Tiertrainer und Autor Cesar Millan tritt in Halle vor 2500 Besuchern auf
Wenig Hund auf der Bühne

Halle (WB). »Ich trainiere keine Hunde, ich trainiere Menschen«, sagt der auch als »Hundeflüsterer« bekannte Cesar Millan bei seinem ersten Auftritt in Halle.

Donnerstag, 07.11.2019, 10:28 Uhr aktualisiert: 07.11.2019, 10:30 Uhr
Der »Hundeflüsterer« Cesar Millan bei seinem ersten Auftritt in Halle. Foto: Gabriele Grund
Der »Hundeflüsterer« Cesar Millan bei seinem ersten Auftritt in Halle. Foto: Gabriele Grund

Während viele in ihrer intellektuellen Welt lebten und vergessen hätten, sich auf Gefühle und In­stinkte zu verlassen, plädiert er für das sehr einfache »Gesetz von Mutter Natur«. Fast 2500 Hundefreunde sitzen im Publikum und erwarten voller Spannung die Show mit dem Titel »It’s All About Family«.

Seit 25 Jahren arbeitet der 1969 in Mexiko geborene Cesar Millan mit Hunden. In seinem »Dog Psychology Center« leben außer 65 Hunden auch Lamas, Pferde, Esel, Emus, Alpakas und Vögel. »Es kommt darauf an, die Energie des Hundes zu verstehen, und nicht zu seinem bevorzugten Spielzeug zu werden«, sagt Millan.

Das kann der Geruchssinn

35 Minuten dauert es allerdings, bis der erste Vierbeiner die Bühne betreten darf. Es handelt sich um einen problematischen Rottweiler, der angeblich aggressiv auf andere Hunde reagiert. Bei der Begegnung mit einem Artgenossen im Rampenlicht ist davon nichts zu spüren. »Hunde leben sehr gegenwartsorientiert in dem Moment, den wir für sie schaffen«, sagt der 50-jährige Hundeexperte. 60 Prozent ihrer Gehirnleistung laufe über den Geruchssinn, die Kommunikation mit ihnen müsse also in der richtigen Reihenfolge Nase – Augen – Ohren erfolgen.
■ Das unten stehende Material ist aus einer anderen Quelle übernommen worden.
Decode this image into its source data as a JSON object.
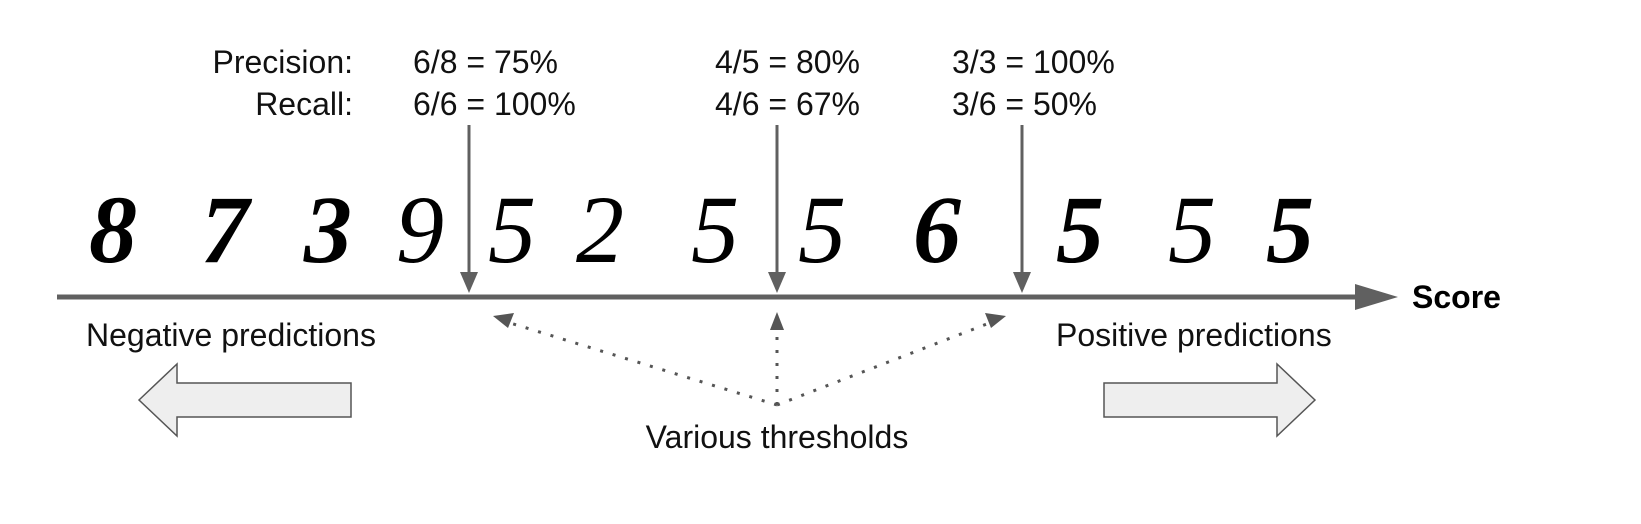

Kernpunkt seiner Hundephilosophie sind das Strecken, Gehen, Rennen, Ruhen und Schlafen. Demzufolge beginne ein erfolgreicher Tag für Mensch und Tier mit Dehnungen. Den anschließenden Spaziergang absolviert der ruhig-selbstbewusste Mensch mit dem ruhig-aufgeschlossenem Hund. Den Unterschied zwischen Geschirr und Leine demonstriert Millan mit Tequila und seiner Besitzerin Jenny. Der Hund am Halsband hat die Nase oben und folgt dem Menschen, mit Geschirr ist die Nase am Boden, und der Mensch läuft hinter dem Hund her – was nicht gewollt ist.

Ruhemodus soll helfen

Bei überdrehten und nervösen Hunden seien Reden, Augenkontakt und Anfassen unangebracht, Belohnung gebe es für ruhiges Verhalten. Der Ruhemodus sei zudem förderlich, um soziales Verhalten einzuüben. Auch ein Restaurantbesuch empfiehlt sich mit einem müden Hund, damit er an diesem Ort niemanden belästigt.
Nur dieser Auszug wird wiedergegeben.